Aquella noche nos acostamos temprano. La señorita Johnson acudió a cenar y se portó, más o menos, como de costumbre. Tenía, sin embargo, un aspecto abatido y en una o dos ocasiones pareció no entender lo que le decían.

No fue una comida distraída. Era lógico suponer una cosa así en una casa donde había habido un entierro aquel mismo día. Pero yo bien sé a qué me refiero. Nuestras comidas, últimamente, habían sido silenciosas y taciturnas; mas a pesar de ello se notaba que reinaba entre nosotros un sentimiento de compañerismo. Todos experimentábamos simpatía hacia los demás, esa especie de camaradería que se siente entre los que navegan en el mismo buque.

Mas aquella noche me vino a la memoria la primera cena que hice allí; cuando la señora Mercado me estuvo observando con tanta fijeza y me dio la impresión de que algo iba a estallar de un momento a otro.

Una cosa parecida experimenté, aunque con más intensidad, cuando Poirot nos reunió a todos en el comedor.

Pero durante la cena de aquella noche, la sensación fue mucho más fuerte. Todos parecían tener los nervios de punta. De haber dejado caer algo al suelo, estoy segura de que uno de nosotros hubiera chillado.

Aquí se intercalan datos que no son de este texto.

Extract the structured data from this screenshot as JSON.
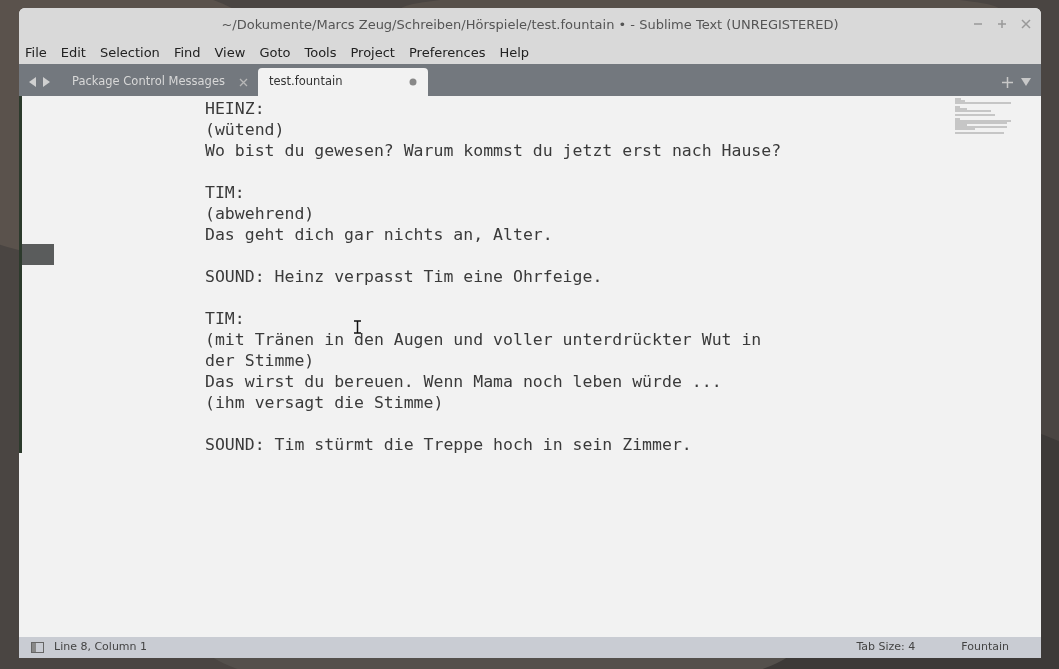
{
  "window": {
    "title": "~/Dokumente/Marcs Zeug/Schreiben/Hörspiele/test.fountain • - Sublime Text (UNREGISTERED)"
  },
  "menu": [
    "File",
    "Edit",
    "Selection",
    "Find",
    "View",
    "Goto",
    "Tools",
    "Project",
    "Preferences",
    "Help"
  ],
  "tabs": [
    {
      "label": "Package Control Messages",
      "selected": false,
      "modified": false
    },
    {
      "label": "test.fountain",
      "selected": true,
      "modified": true
    }
  ],
  "editor": {
    "blocks": [
      {
        "lines": [
          "HEINZ:",
          "(wütend)",
          "Wo bist du gewesen? Warum kommst du jetzt erst nach Hause?"
        ]
      },
      {
        "lines": [
          "TIM:",
          "(abwehrend)",
          "Das geht dich gar nichts an, Alter."
        ]
      },
      {
        "lines": [
          "SOUND: Heinz verpasst Tim eine Ohrfeige."
        ]
      },
      {
        "lines": [
          "TIM:",
          "(mit Tränen in den Augen und voller unterdrückter Wut in",
          "der Stimme)",
          "Das wirst du bereuen. Wenn Mama noch leben würde ...",
          "(ihm versagt die Stimme)"
        ]
      },
      {
        "lines": [
          "SOUND: Tim stürmt die Treppe hoch in sein Zimmer."
        ]
      }
    ]
  },
  "status_bar": {
    "position": "Line 8, Column 1",
    "tab_size": "Tab Size: 4",
    "syntax": "Fountain"
  }
}
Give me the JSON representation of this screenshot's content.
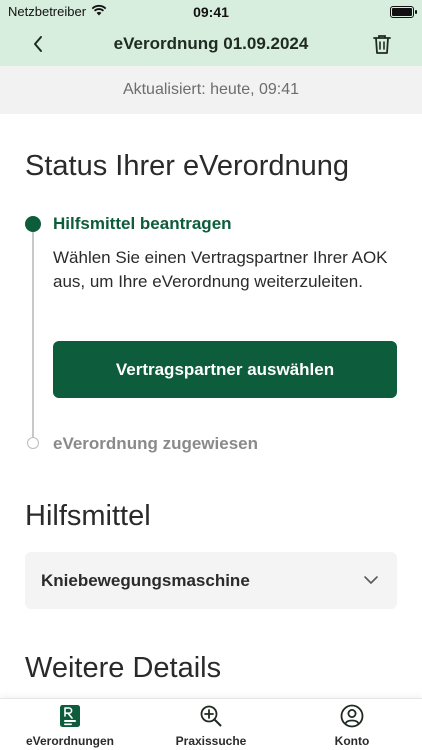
{
  "status_bar": {
    "carrier": "Netzbetreiber",
    "time": "09:41"
  },
  "nav": {
    "title": "eVerordnung 01.09.2024"
  },
  "updated": {
    "text": "Aktualisiert: heute, 09:41"
  },
  "status_section": {
    "title": "Status Ihrer eVerordnung",
    "steps": [
      {
        "title": "Hilfsmittel beantragen",
        "description": "Wählen Sie einen Vertragspartner Ihrer AOK aus, um Ihre eVerordnung weiterzuleiten.",
        "button_label": "Vertragspartner auswählen"
      },
      {
        "title": "eVerordnung zugewiesen"
      }
    ]
  },
  "hilfsmittel_section": {
    "title": "Hilfsmittel",
    "selected_item": "Kniebewegungsmaschine"
  },
  "details_section": {
    "title": "Weitere Details"
  },
  "tab_bar": {
    "tabs": [
      {
        "label": "eVerordnungen",
        "icon": "document-prescription-icon",
        "active": true
      },
      {
        "label": "Praxissuche",
        "icon": "search-plus-icon",
        "active": false
      },
      {
        "label": "Konto",
        "icon": "account-icon",
        "active": false
      }
    ]
  },
  "colors": {
    "accent": "#0d5c3b",
    "header_bg": "#d7eddd",
    "inactive": "#8a8a8a"
  }
}
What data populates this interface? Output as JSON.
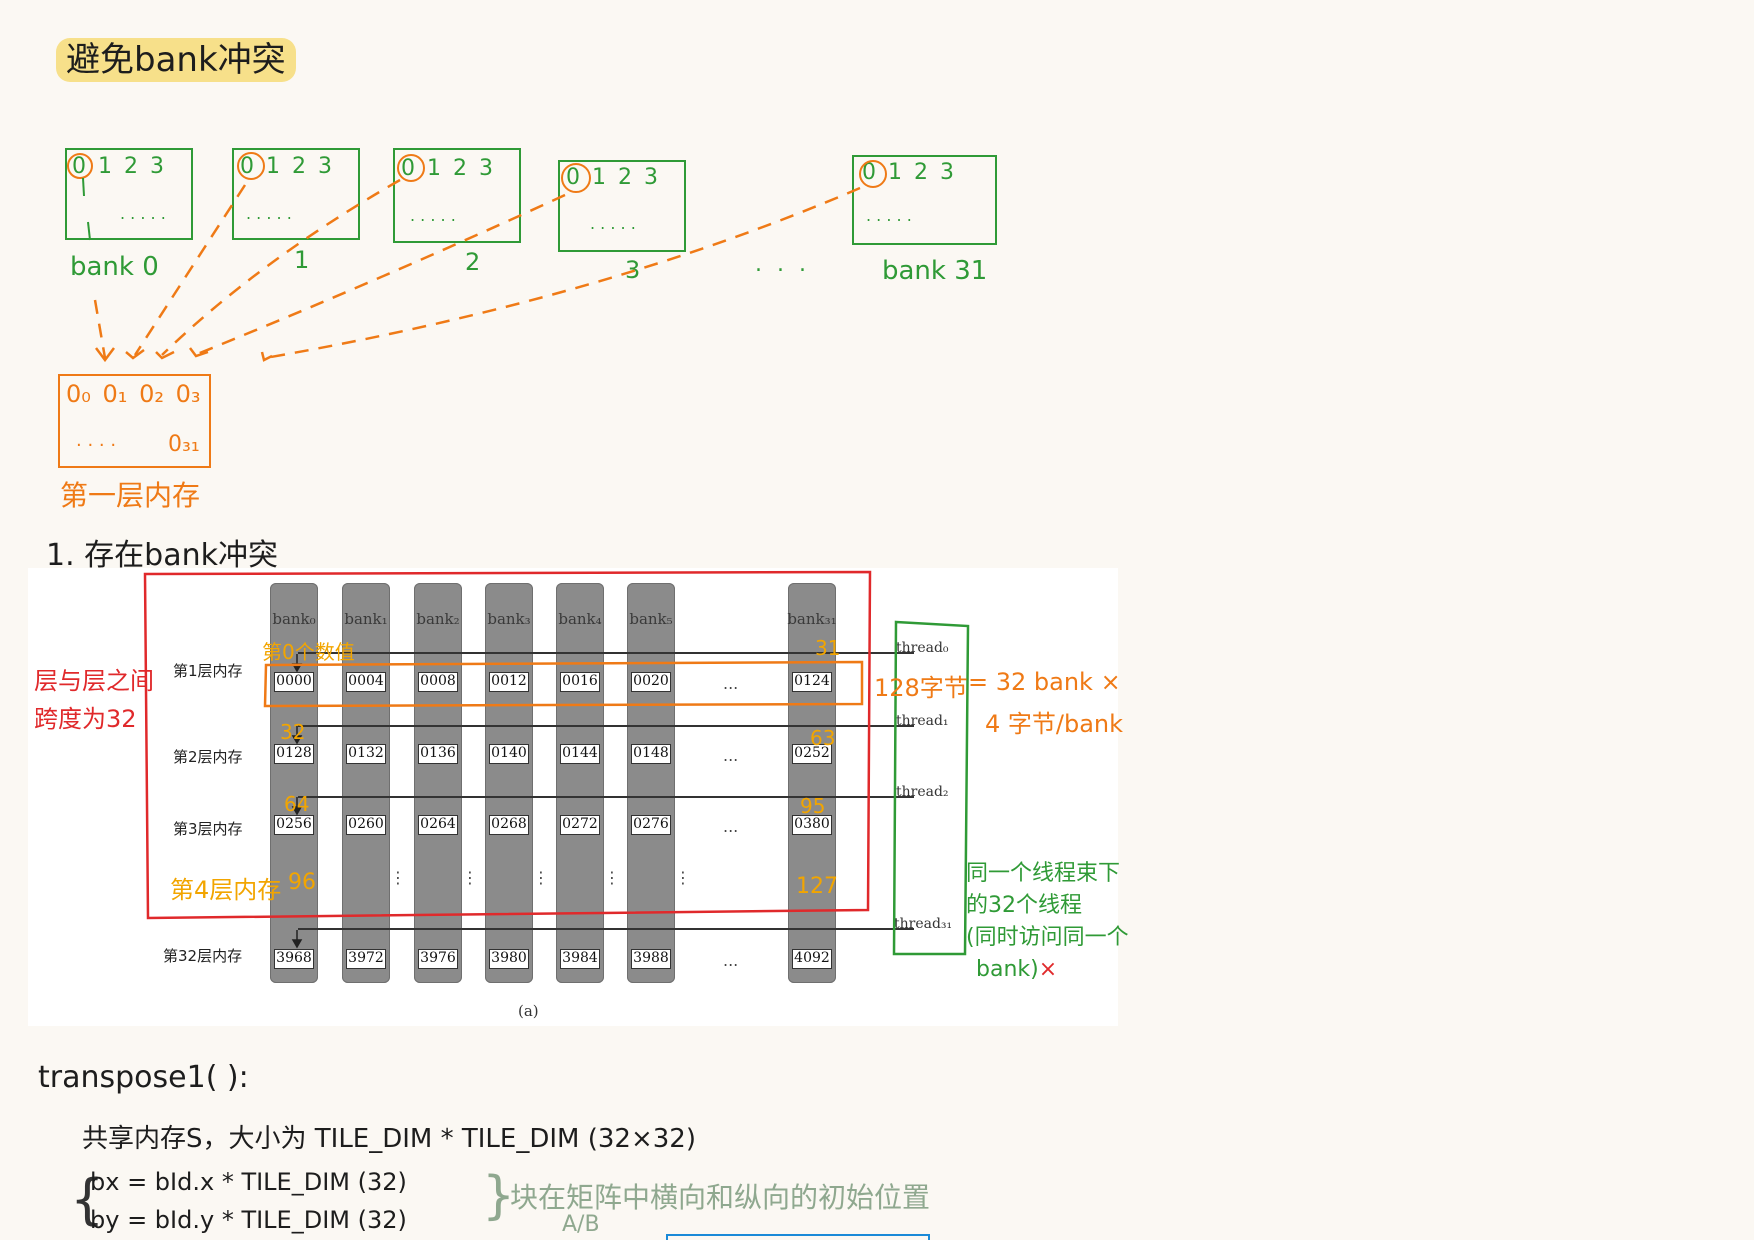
{
  "heading": "避免bank冲突",
  "banks_diagram": {
    "bank_label_0": "bank 0",
    "bank_label_1": "1",
    "bank_label_2": "2",
    "bank_label_3": "3",
    "ellipsis": ". . .",
    "bank_label_31": "bank 31",
    "digits": [
      "0",
      "1",
      "2",
      "3"
    ],
    "box_dash": ". . . . .",
    "layer_row1": [
      "0₀",
      "0₁",
      "0₂",
      "0₃"
    ],
    "layer_row2_dash": ". . . .",
    "layer_row2_end": "0₃₁",
    "layer_caption": "第一层内存"
  },
  "section1": "1. 存在bank冲突",
  "figure": {
    "banks": [
      "bank₀",
      "bank₁",
      "bank₂",
      "bank₃",
      "bank₄",
      "bank₅",
      "bank₃₁"
    ],
    "rows": [
      {
        "label": "第1层内存",
        "cells": [
          "0000",
          "0004",
          "0008",
          "0012",
          "0016",
          "0020",
          "0124"
        ]
      },
      {
        "label": "第2层内存",
        "cells": [
          "0128",
          "0132",
          "0136",
          "0140",
          "0144",
          "0148",
          "0252"
        ]
      },
      {
        "label": "第3层内存",
        "cells": [
          "0256",
          "0260",
          "0264",
          "0268",
          "0272",
          "0276",
          "0380"
        ]
      },
      {
        "label": "第32层内存",
        "cells": [
          "3968",
          "3972",
          "3976",
          "3980",
          "3984",
          "3988",
          "4092"
        ]
      }
    ],
    "threads": [
      "thread₀",
      "thread₁",
      "thread₂",
      "thread₃₁"
    ],
    "caption": "(a)",
    "ellipsis": "...",
    "vdots": "⋮"
  },
  "annotations": {
    "left_red_1": "层与层之间",
    "left_red_2": "跨度为32",
    "first_value": "第0个数值",
    "n31": "31",
    "n32": "32",
    "n63": "63",
    "n64": "64",
    "n95": "95",
    "layer4": "第4层内存",
    "n96": "96",
    "n127": "127",
    "bytes_128": "128字节",
    "eq_line1": "= 32 bank ×",
    "eq_line2": "4 字节/bank",
    "green_1": "同一个线程束下",
    "green_2": "的32个线程",
    "green_3": "(同时访问同一个",
    "green_4": "bank)",
    "red_x": "×"
  },
  "code": {
    "fn": "transpose1(  ):",
    "line1": "共享内存S，大小为 TILE_DIM *  TILE_DIM (32×32)",
    "line2": "bx = bId.x  *  TILE_DIM (32)",
    "line3": "by = bId.y  *   TILE_DIM (32)",
    "brace_left": "{",
    "brace_right": "}",
    "note": "块在矩阵中横向和纵向的初始位置",
    "note_sub": "A/B"
  },
  "colors": {
    "green": "#2f9a36",
    "orange": "#ef7a16",
    "red": "#e0292b",
    "yellow": "#f2a500",
    "highlight": "#f7e08a"
  }
}
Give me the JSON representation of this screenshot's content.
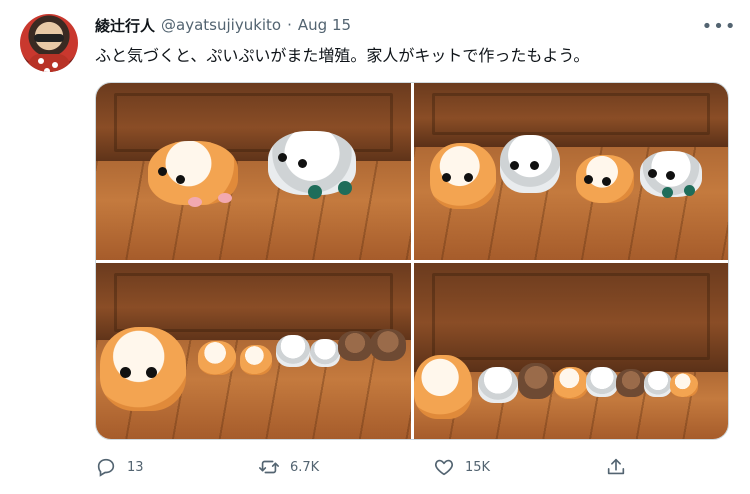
{
  "author": {
    "display_name": "綾辻行人",
    "handle": "@ayatsujiyukito",
    "separator": "·",
    "date": "Aug 15"
  },
  "tweet": {
    "text": "ふと気づくと、ぷいぷいがまた増殖。家人がキットで作ったもよう。"
  },
  "media": {
    "photo_count": 4
  },
  "actions": {
    "replies": "13",
    "retweets": "6.7K",
    "likes": "15K"
  },
  "icons": {
    "more": "more-dots-icon",
    "reply": "reply-icon",
    "retweet": "retweet-icon",
    "like": "heart-icon",
    "share": "share-icon"
  },
  "colors": {
    "text_primary": "#0f1419",
    "text_secondary": "#536471",
    "border": "#cfd9de"
  }
}
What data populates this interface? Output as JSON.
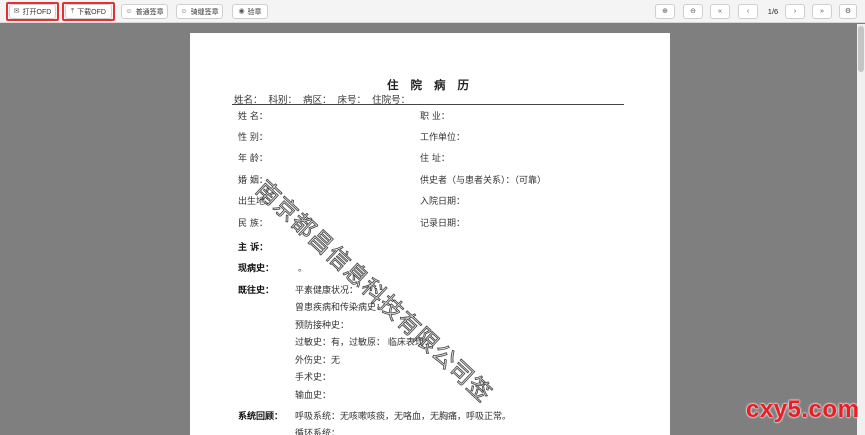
{
  "toolbar": {
    "open_ofd": "打开OFD",
    "download_ofd": "下载OFD",
    "normal_sign": "普通签章",
    "seam_sign": "骑缝签章",
    "verify": "验章",
    "page_indicator": "1/6",
    "icons": {
      "open": "mail-icon",
      "download": "upload-icon",
      "normal_sign": "user-icon",
      "seam_sign": "user-icon",
      "verify": "eye-icon",
      "zoom_in": "zoom-in-icon",
      "zoom_out": "zoom-out-icon",
      "first": "first-page-icon",
      "prev": "prev-page-icon",
      "next": "next-page-icon",
      "last": "last-page-icon",
      "settings": "gear-icon"
    },
    "highlight_color": "#e03232"
  },
  "document": {
    "title": "住 院 病 历",
    "patient_line": "姓名： 科别： 病区： 床号： 住院号：",
    "fields_left": [
      "姓 名：",
      "性 别：",
      "年 龄：",
      "婚 姻：",
      "出生地：",
      "民 族："
    ],
    "fields_right": [
      "职 业：",
      "工作单位：",
      "住 址：",
      "供史者（与患者关系）：（可靠）",
      "入院日期：",
      "记录日期："
    ],
    "chief_complaint_label": "主 诉：",
    "present_illness_label": "现病史：",
    "present_illness_value": "。",
    "past_history_label": "既往史：",
    "past_history_items": [
      "平素健康状况：",
      "曾患疾病和传染病史：",
      "预防接种史：",
      "过敏史：有，过敏原：  临床表现：",
      "外伤史：无",
      "手术史：",
      "输血史："
    ],
    "review_label": "系统回顾：",
    "review_items": [
      "呼吸系统：无咳嗽咳痰，无咯血，无胸痛，呼吸正常。",
      "循环系统："
    ]
  },
  "watermark": "南京都昌信息科技有限公司签",
  "site_logo": "cxy5.com"
}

Como dije antes, nos separamos inmediatamente después de cenar. Me acosté casi en seguida. Lo último que oí, antes de dormirme, fue la voz de la señora Mercado que le deseaba buenas noches a la señorita Johnson, justamente frente a mi puerta.

No tardé en dormirme, cansada por el trabajo que había hecho durante el día y, principalmente, por las rarezas que hice en el dormitorio de la señora Leidner.

Durante varias horas dormí pesadamente, sin soñar en nada.

Me desperté sobresaltada y con el presentimiento de que se acercaba una catástrofe. Un ruido me despertó, y al sentarme en la cama y escuchar, lo volví a oír claramente.

Era un horrible gemido, ahogado y agonizante.

En un abrir y cerrar de ojos encendí la vela y salté de la cama. Encendí también una antorcha, para el caso de que la vela se apagara. Salí al patio y escuché. Sabía que el ruido no venía de muy lejos. Volví a oírlo. Provenía de la habitación vecina a la mía; de la que ocupaba la señorita Johnson.

Entré apresuradamente. La mujer estaba acostada en la cama; su cuerpo retorcido por la agonía. Después de dejar la vela me incliné sobre ella. Movió los labios y trató de hablar, pero sólo profirió un quejido espeluznante. Vi que las comisuras de sus labios y la piel de la barbilla tenían una especie de quemaduras blanquecinas.

Sus ojos fueron de mí a un vaso que estaba en el suelo, donde evidentemente había caído desde su mano. La alfombrilla, bajo él, había quedado manchada por un color rojo vivo. Cogí el vaso y pasé un dedo por su interior; pero lo retiré en seguida, lanzando una aguda exclamación. Luego examiné el interior de la boca de la pobre mujer.